Combinatorial problem, count how many numbers less than $10^{10}$ have increasing digits?

Question

Here is the problem :

Pak Dengklek is very fond of fiddling with numbers and gives a name for the unique nature of a number. One of the unique characteristics of the numbers by Mr. Dengklek is uphill numbers. A number $X$ is called an Increase Number when the digits of $X$ rise from left to right. Example The uphill number is $122349$. Suddenly Mr. Dengklek is curious, how many uphill numbers are worth less than ($10^{10}$)?

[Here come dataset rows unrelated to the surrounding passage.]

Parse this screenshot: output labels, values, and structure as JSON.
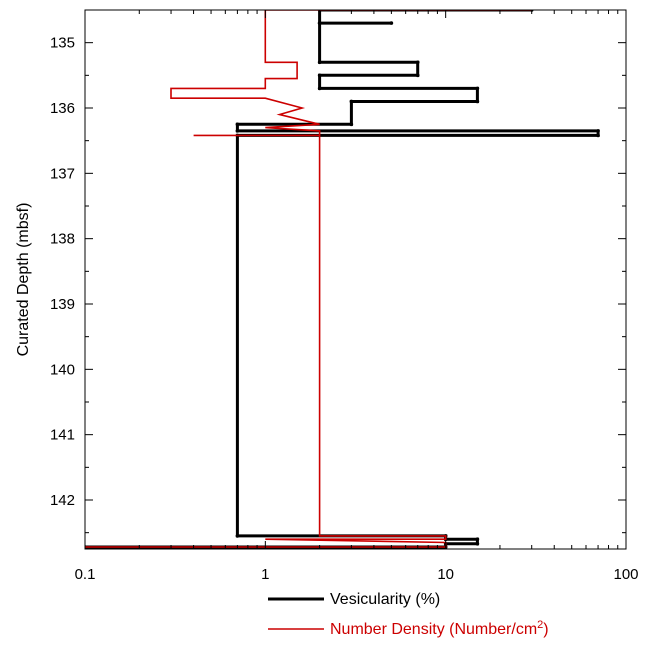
{
  "chart_data": {
    "type": "line",
    "title": "",
    "xlabel": "",
    "ylabel": "Curated Depth (mbsf)",
    "x_scale": "log",
    "xlim": [
      0.1,
      100
    ],
    "ylim": [
      134.5,
      142.75
    ],
    "y_inverted": true,
    "x_ticks": [
      "0.1",
      "1",
      "10",
      "100"
    ],
    "y_ticks": [
      "135",
      "136",
      "137",
      "138",
      "139",
      "140",
      "141",
      "142"
    ],
    "grid": false,
    "legend_position": "bottom-center",
    "series": [
      {
        "name": "Vesicularity (%)",
        "color": "#000000",
        "points": [
          [
            30,
            134.5
          ],
          [
            2,
            134.5
          ],
          [
            2,
            134.7
          ],
          [
            5,
            134.7
          ],
          [
            2,
            134.7
          ],
          [
            2,
            135.3
          ],
          [
            7,
            135.3
          ],
          [
            7,
            135.5
          ],
          [
            2,
            135.5
          ],
          [
            2,
            135.7
          ],
          [
            15,
            135.7
          ],
          [
            15,
            135.9
          ],
          [
            3,
            135.9
          ],
          [
            3,
            136.25
          ],
          [
            0.7,
            136.25
          ],
          [
            0.7,
            136.35
          ],
          [
            70,
            136.35
          ],
          [
            70,
            136.42
          ],
          [
            0.7,
            136.42
          ],
          [
            0.7,
            142.55
          ],
          [
            10,
            142.55
          ],
          [
            10,
            142.6
          ],
          [
            15,
            142.6
          ],
          [
            15,
            142.67
          ],
          [
            10,
            142.67
          ],
          [
            10,
            142.72
          ],
          [
            0.1,
            142.72
          ]
        ]
      },
      {
        "name": "Number Density (Number/cm",
        "name_sup": "2",
        "name_suffix": ")",
        "color": "#cc0000",
        "points": [
          [
            30,
            134.5
          ],
          [
            1,
            134.5
          ],
          [
            1,
            135.3
          ],
          [
            1.5,
            135.3
          ],
          [
            1.5,
            135.55
          ],
          [
            1,
            135.55
          ],
          [
            1,
            135.7
          ],
          [
            0.3,
            135.7
          ],
          [
            0.3,
            135.85
          ],
          [
            1,
            135.85
          ],
          [
            1.6,
            136.0
          ],
          [
            1.2,
            136.1
          ],
          [
            2,
            136.25
          ],
          [
            1,
            136.3
          ],
          [
            2,
            136.35
          ],
          [
            2,
            136.42
          ],
          [
            0.4,
            136.42
          ],
          [
            2,
            136.42
          ],
          [
            2,
            142.55
          ],
          [
            10,
            142.55
          ],
          [
            10,
            142.6
          ],
          [
            1,
            142.6
          ],
          [
            10,
            142.65
          ],
          [
            10,
            142.72
          ],
          [
            0.1,
            142.72
          ]
        ]
      }
    ]
  }
}
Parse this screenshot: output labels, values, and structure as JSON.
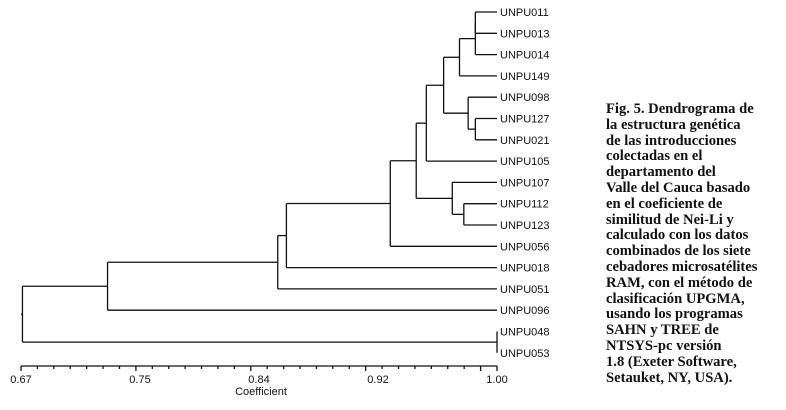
{
  "chart_data": {
    "type": "dendrogram",
    "xlabel": "Coefficient",
    "xlim": [
      0.67,
      1.0
    ],
    "xticks": [
      "0.67",
      "0.75",
      "0.84",
      "0.92",
      "1.00"
    ],
    "leaves": [
      "UNPU011",
      "UNPU013",
      "UNPU014",
      "UNPU149",
      "UNPU098",
      "UNPU127",
      "UNPU021",
      "UNPU105",
      "UNPU107",
      "UNPU112",
      "UNPU123",
      "UNPU056",
      "UNPU018",
      "UNPU051",
      "UNPU096",
      "UNPU048",
      "UNPU053"
    ],
    "merges": [
      {
        "a": "L0",
        "b": "L1",
        "coefficient": 0.985
      },
      {
        "a": "M0",
        "b": "L2",
        "coefficient": 0.985
      },
      {
        "a": "M1",
        "b": "L3",
        "coefficient": 0.974
      },
      {
        "a": "L5",
        "b": "L6",
        "coefficient": 0.985
      },
      {
        "a": "L4",
        "b": "M3",
        "coefficient": 0.98
      },
      {
        "a": "M2",
        "b": "M4",
        "coefficient": 0.963
      },
      {
        "a": "M5",
        "b": "L7",
        "coefficient": 0.951
      },
      {
        "a": "L9",
        "b": "L10",
        "coefficient": 0.977
      },
      {
        "a": "L8",
        "b": "M7",
        "coefficient": 0.969
      },
      {
        "a": "M6",
        "b": "M8",
        "coefficient": 0.944
      },
      {
        "a": "M9",
        "b": "L11",
        "coefficient": 0.926
      },
      {
        "a": "M10",
        "b": "L12",
        "coefficient": 0.854
      },
      {
        "a": "M11",
        "b": "L13",
        "coefficient": 0.848
      },
      {
        "a": "M12",
        "b": "L14",
        "coefficient": 0.73
      },
      {
        "a": "L15",
        "b": "L16",
        "coefficient": 1.0
      },
      {
        "a": "M13",
        "b": "M14",
        "coefficient": 0.671
      }
    ]
  },
  "caption_lines": [
    "Fig. 5. Dendrograma de",
    "la estructura genética",
    "de las introducciones",
    "colectadas en el",
    "departamento del",
    "Valle del Cauca basado",
    "en el coeficiente de",
    "similitud de Nei-Li y",
    "calculado con los datos",
    "combinados de los siete",
    "cebadores microsatélites",
    "RAM, con el método de",
    "clasificación UPGMA,",
    "usando los programas",
    "SAHN y TREE de",
    "NTSYS-pc versión",
    "1.8 (Exeter Software,",
    "Setauket, NY, USA)."
  ]
}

Someone solved this problem by using hockey stick identity, but I don't understand the way he solved it. Could there be another way to solve this problem simply?

Answer 1

Write a binary word consisting of $10$ ixes and $9$ separating bars, like so: $$x\ |\ x\ x\ |\ |\ x\ x\ |\ |\ |\ x\ x\ x\ |\ x\ |\ x\ |\ \quad.$$ Now count along this word, starting with $0$. For each separating bar count $1$ ahead, and for each $x$ write down the momentary number. In this way you get a typical "Increase Number". In the above example this is the number $$0\ 1\ 1\ 3\ 3\ 6\ 6\ 6\ 7\ 8$$

It becomes apparent that each such word determines exactly one "Increase Number", and conversely: Each "Increase Number" determines exactly one such code word.

It follows that the number of "Increase Numbers" is ${19\choose9}=92\,378$. As $9$ is not far away from ${19\over2}$ it is possible that there is a combinatorial explanation involving Catalan numbers.